Remembering Australia’s Black Saturday 2009
9 January 2013 (Desdemona Despair) – In February 2009, Desdemona was new to blogging. The world was still reeling from the global financial collapse caused by the deregulated, automated, shadow banking system – currently valued at $67 trillion and growing! Global warming was fading into the background of the public consciousness. Except in Australia, where a “once-in-a-century” heatwave had broken temperature records across the states of New South Wales and Victoria. Coupled with the record, decade-long drought known as the “The Big Dry”, eucalyptus forests – the habitat of the beloved koala – were tinder-dry. The koalas that could reach human settlements lined up along roads and begged for water. One baby koala was taken in by a family, and this photo became famous around the world for a few minutes:
Then came the Black Saturday bushfires. Eucalyptus trees, full of volatile oil, exploded like bombs. The flame fronts lofted up to 200 feet high and swept through the forest at 60 miles per hour. People escaping in cars were overtaken and incinerated. The animals that hadn’t succumbed to thirst were incinerated, in their millions. The few that survived, like “Sam”, the other koala who became famous globally for a few minutes, had no habitat to return to.

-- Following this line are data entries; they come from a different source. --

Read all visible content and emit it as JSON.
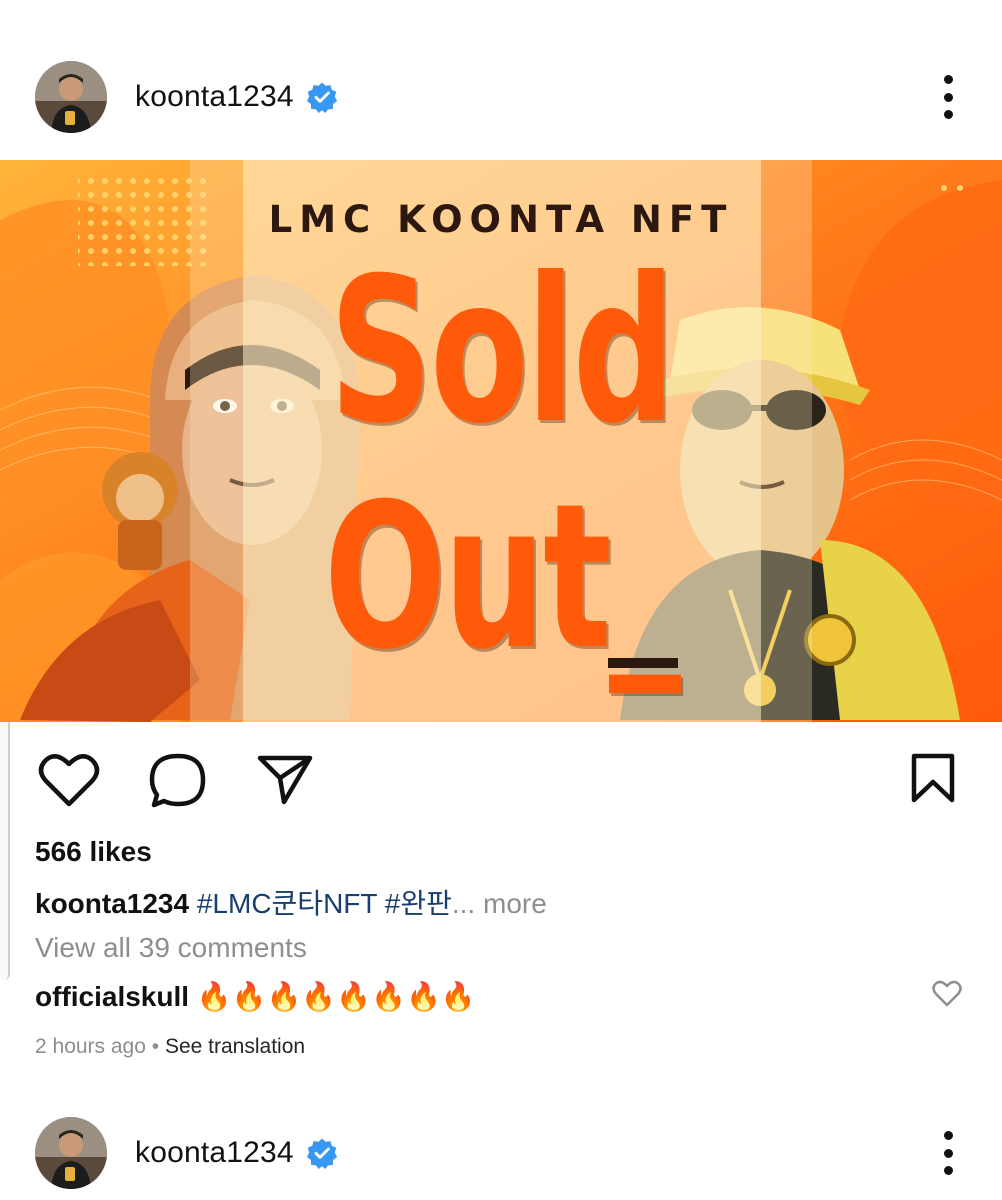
{
  "post": {
    "username": "koonta1234",
    "verified_icon": "verified-badge-icon",
    "image": {
      "title": "LMC KOONTA NFT",
      "line1": "Sold",
      "line2": "Out_"
    },
    "likes": "566 likes",
    "caption": {
      "username": "koonta1234",
      "hashtag1": "#LMC쿤타NFT",
      "hashtag2": "#완판",
      "more": "... more"
    },
    "view_comments": "View all 39 comments",
    "top_comment": {
      "username": "officialskull",
      "text": "🔥🔥🔥🔥🔥🔥🔥🔥"
    },
    "time": "2 hours ago",
    "separator": "•",
    "translate": "See translation"
  },
  "next_post": {
    "username": "koonta1234"
  },
  "colors": {
    "brand_orange": "#ff5a0a",
    "verified_blue": "#3897f0",
    "hashtag_blue": "#1a3f6e",
    "muted_gray": "#8e8e8e"
  }
}
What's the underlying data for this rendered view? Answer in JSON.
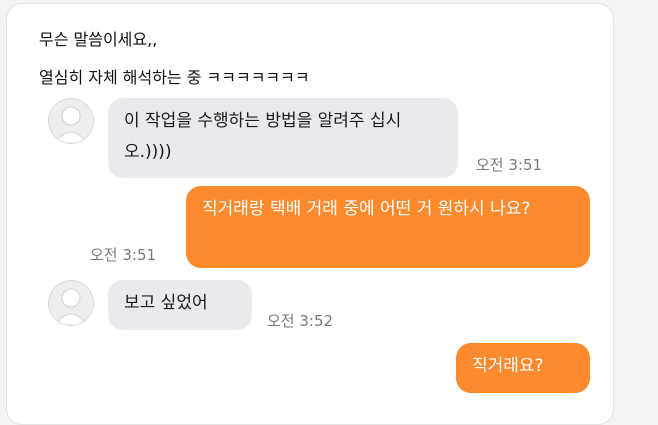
{
  "post": {
    "caption_line1": "무슨 말씀이세요,,",
    "caption_line2": "열심히 자체 해석하는 중 ㅋㅋㅋㅋㅋㅋㅋ"
  },
  "chat": {
    "messages": [
      {
        "side": "incoming",
        "text": "이 작업을 수행하는 방법을 알려주 십시오.))))",
        "time": "오전 3:51"
      },
      {
        "side": "outgoing",
        "text": "직거래랑 택배 거래 중에 어떤 거 원하시 나요?",
        "time": "오전 3:51"
      },
      {
        "side": "incoming",
        "text": "보고 싶었어",
        "time": "오전 3:52"
      },
      {
        "side": "outgoing",
        "text": "직거래요?",
        "time": ""
      }
    ]
  },
  "colors": {
    "outgoing_bubble": "#fe8a2e",
    "incoming_bubble": "#e9eaee",
    "timestamp": "#7a7a7a"
  },
  "icons": {
    "avatar": "default-profile-icon"
  }
}
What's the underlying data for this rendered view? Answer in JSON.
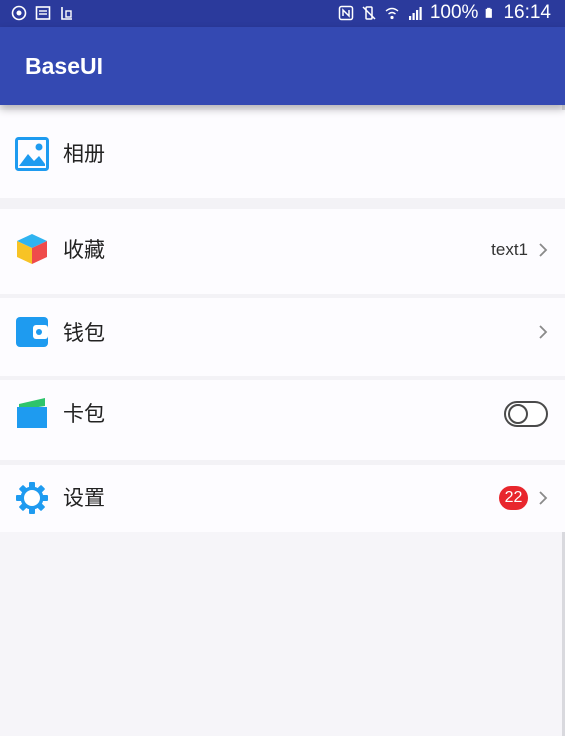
{
  "status_bar": {
    "battery": "100%",
    "time": "16:14"
  },
  "app_bar": {
    "title": "BaseUI"
  },
  "list": {
    "items": [
      {
        "icon": "photo-album-icon",
        "label": "相册"
      },
      {
        "icon": "cube-favorites-icon",
        "label": "收藏",
        "value": "text1",
        "chevron": true
      },
      {
        "icon": "wallet-icon",
        "label": "钱包",
        "chevron": true
      },
      {
        "icon": "card-wallet-icon",
        "label": "卡包",
        "toggle": false
      },
      {
        "icon": "settings-gear-icon",
        "label": "设置",
        "badge": "22",
        "chevron": true
      }
    ]
  },
  "colors": {
    "status_bar": "#2b3a9c",
    "app_bar": "#3449b2",
    "icon_blue": "#1e9bf0",
    "badge_red": "#e8262d"
  }
}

Over the span of a few days, koalas became an endangered species, as their habitat exploded around them. The Australian Koala Foundation said koalas will be extinct within 30 years. The climate in Australia has changed; it no longer supports eucalyptus forests. Today, four years later, Australia stands on the brink of another, even hotter, “once-in-a-century” heatwave event. It’s so hot that the Bureau of Meteorology was forced to add another color – purple – to its temperature maps, for temps > 50°C (122°F). Bushfires rage across Tasmania. A record-breaking “heat dome” hovers over the continent. Desdemona fears the worst.
I don't think that Cassandra enjoyed being right.